- Post 27 June 2012
- By Ed Farnan | Irish Central | From the Right
Along the Arizona/Mexican border, dozens of heavily armed spotters man look out points on mountain peaks commanding the shimmering, parched landscape below. They usually man these posts for two weeks at a time, taking provisions with them to last the entire 14 days.
They are equipped with night vision technology, powerful binoculars and high tech communications able to keep them in touch with command centers miles away.
But these aren't US military personnel or law enforcement, they are soldiers of powerful Mexican drug cartels, who own these crossing points where vast amounts of drugs and human traffickers stream into the United States. These spotters are on the look out for the US border patrol who is tasked with keeping these invaders out. Hamstrung by the vast areas of desolate country they have to patrol, as well as having to respect environmentally sensitive areas which the cartels could care less about, our forces are out manned and outgunned.
Like the Cohen Brothers movie, "No country for old men," the undercurrent of this landscape is harsh, lawless and violent. It is ruled by brutal men, who do not hesitate to resort to violence in order to protect their investment in drugs and human trafficking. Headless bodies and rape trees tell the tale of how brutal this place can be.

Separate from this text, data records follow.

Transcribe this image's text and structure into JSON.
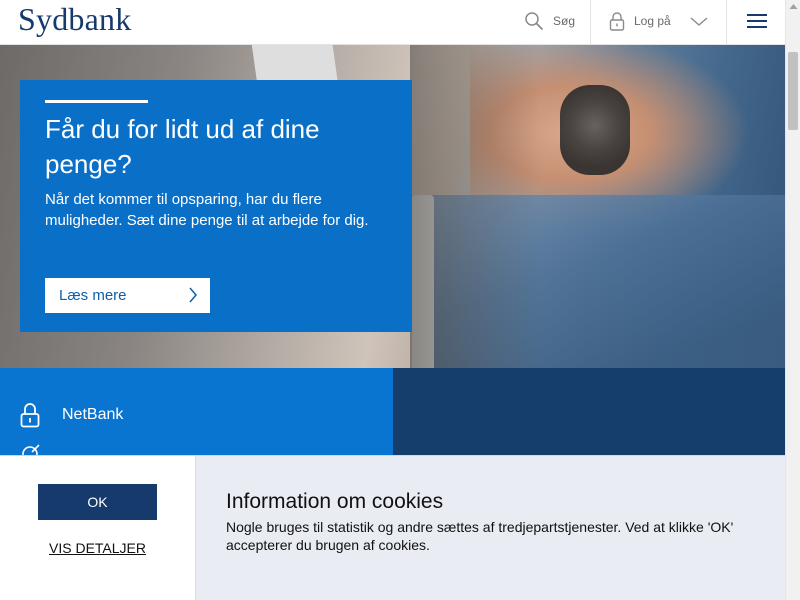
{
  "header": {
    "logo": "Sydbank",
    "search_label": "Søg",
    "login_label": "Log på",
    "icons": [
      "search-icon",
      "lock-icon",
      "chevron-down-icon",
      "hamburger-menu-icon"
    ]
  },
  "hero": {
    "title": "Får du for lidt ud af dine penge?",
    "text": "Når det kommer til opsparing, har du flere muligheder. Sæt dine penge til at arbejde for dig.",
    "button_label": "Læs mere"
  },
  "quicklinks": {
    "items": [
      {
        "label": "NetBank",
        "icon": "lock-icon"
      }
    ]
  },
  "cookie": {
    "ok_label": "OK",
    "details_label": "VIS DETALJER",
    "title": "Information om cookies",
    "text": "Nogle bruges til statistik og andre sættes af tredjepartstjenester. Ved at klikke 'OK' accepterer du brugen af cookies."
  },
  "colors": {
    "brand_navy": "#153a6b",
    "hero_blue": "#0a6fc7",
    "panel_blue": "#0a74d1",
    "panel_navy": "#163e6d",
    "cookie_bg": "#e9ecf2"
  }
}
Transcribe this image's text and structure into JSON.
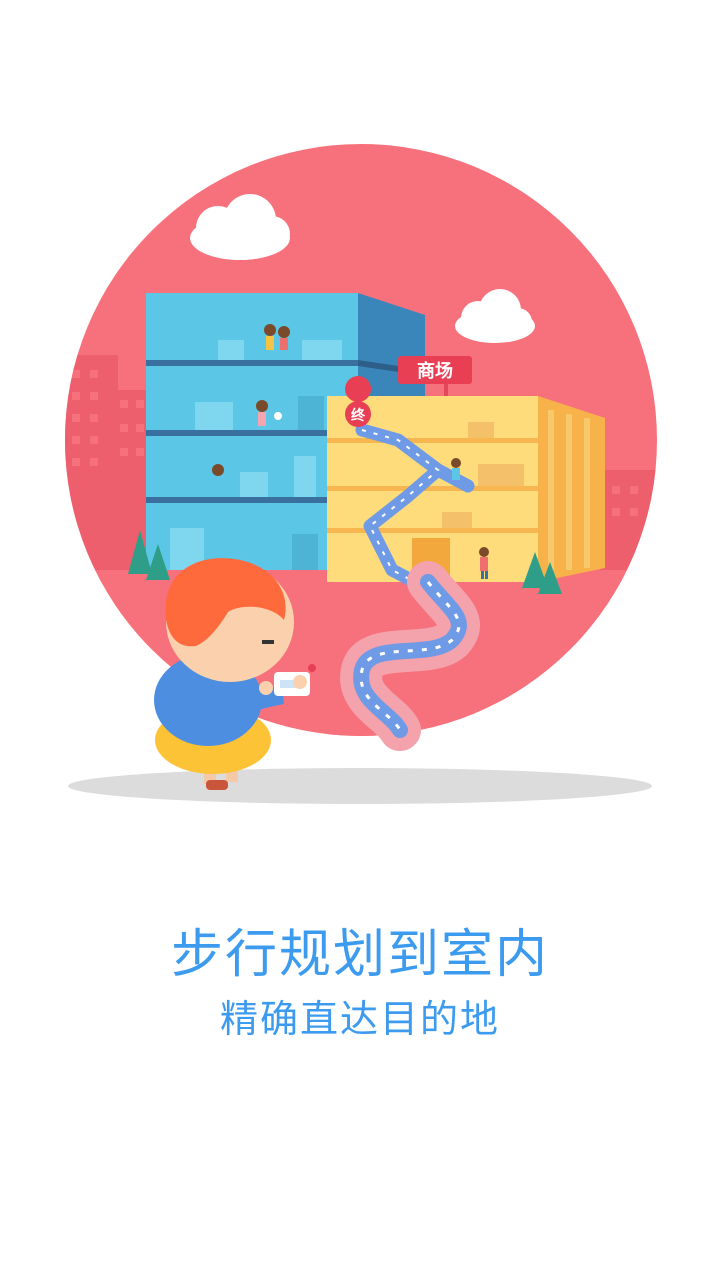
{
  "illustration": {
    "mall_sign": "商场",
    "end_marker": "终"
  },
  "headline": "步行规划到室内",
  "subline": "精确直达目的地",
  "colors": {
    "background": "#ffffff",
    "circle": "#f7717d",
    "text": "#3d9bef",
    "office_building": "#5bc6e6",
    "mall_building": "#fedc7c",
    "route": "#6f9ae6"
  }
}
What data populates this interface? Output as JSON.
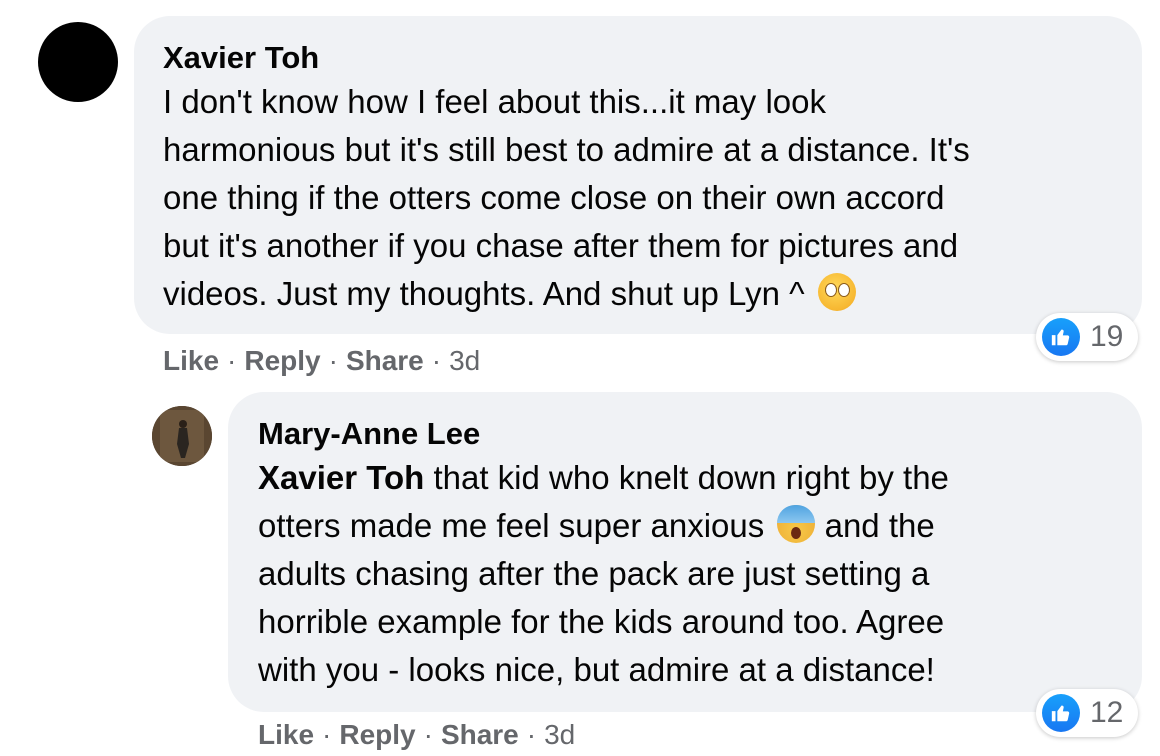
{
  "comments": [
    {
      "author": "Xavier Toh",
      "lines": [
        "I don't know how I feel about this...it may look",
        "harmonious but it's still best to admire at a distance. It's",
        "one thing if the otters come close on their own accord",
        "but it's another if you chase after them for pictures and",
        "videos. Just my thoughts. And shut up Lyn ^"
      ],
      "emoji": "face-with-rolling-eyes",
      "reaction_icon": "like-icon",
      "reaction_count": "19",
      "actions": {
        "like": "Like",
        "reply": "Reply",
        "share": "Share",
        "separator": "·",
        "time": "3d"
      }
    },
    {
      "author": "Mary-Anne Lee",
      "tag": "Xavier Toh",
      "lines": [
        " that kid who knelt down right by the",
        "otters made me feel super anxious ",
        " and the",
        "adults chasing after the pack are just setting a",
        "horrible example for the kids around too. Agree",
        "with you - looks nice, but admire at a distance!"
      ],
      "emoji": "face-screaming-in-fear",
      "reaction_icon": "like-icon",
      "reaction_count": "12",
      "actions": {
        "like": "Like",
        "reply": "Reply",
        "share": "Share",
        "separator": "·",
        "time": "3d"
      }
    }
  ],
  "colors": {
    "bubble": "#f0f2f5",
    "meta_text": "#65676b",
    "like_blue": "#1877f2"
  }
}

Mule trains of human and drug traffickers on foot, some carrying burlap sacks filled with drugs, walk into the United States under the watchful eyes of the spotters high above them. Once they reach a staging area, they change clothes so they look more American and discard what they had been wearing. They also discard the burlap bags as they transfer the drugs to vehicles. These smuggling corridors are littered with abandoned vehicles, plastic bottles, cans, clothing, shoes, food, black plastic bags, and empty burlap sacks. You would think that at the least, the EPA would be suing the cartels for despoiling the desert environment.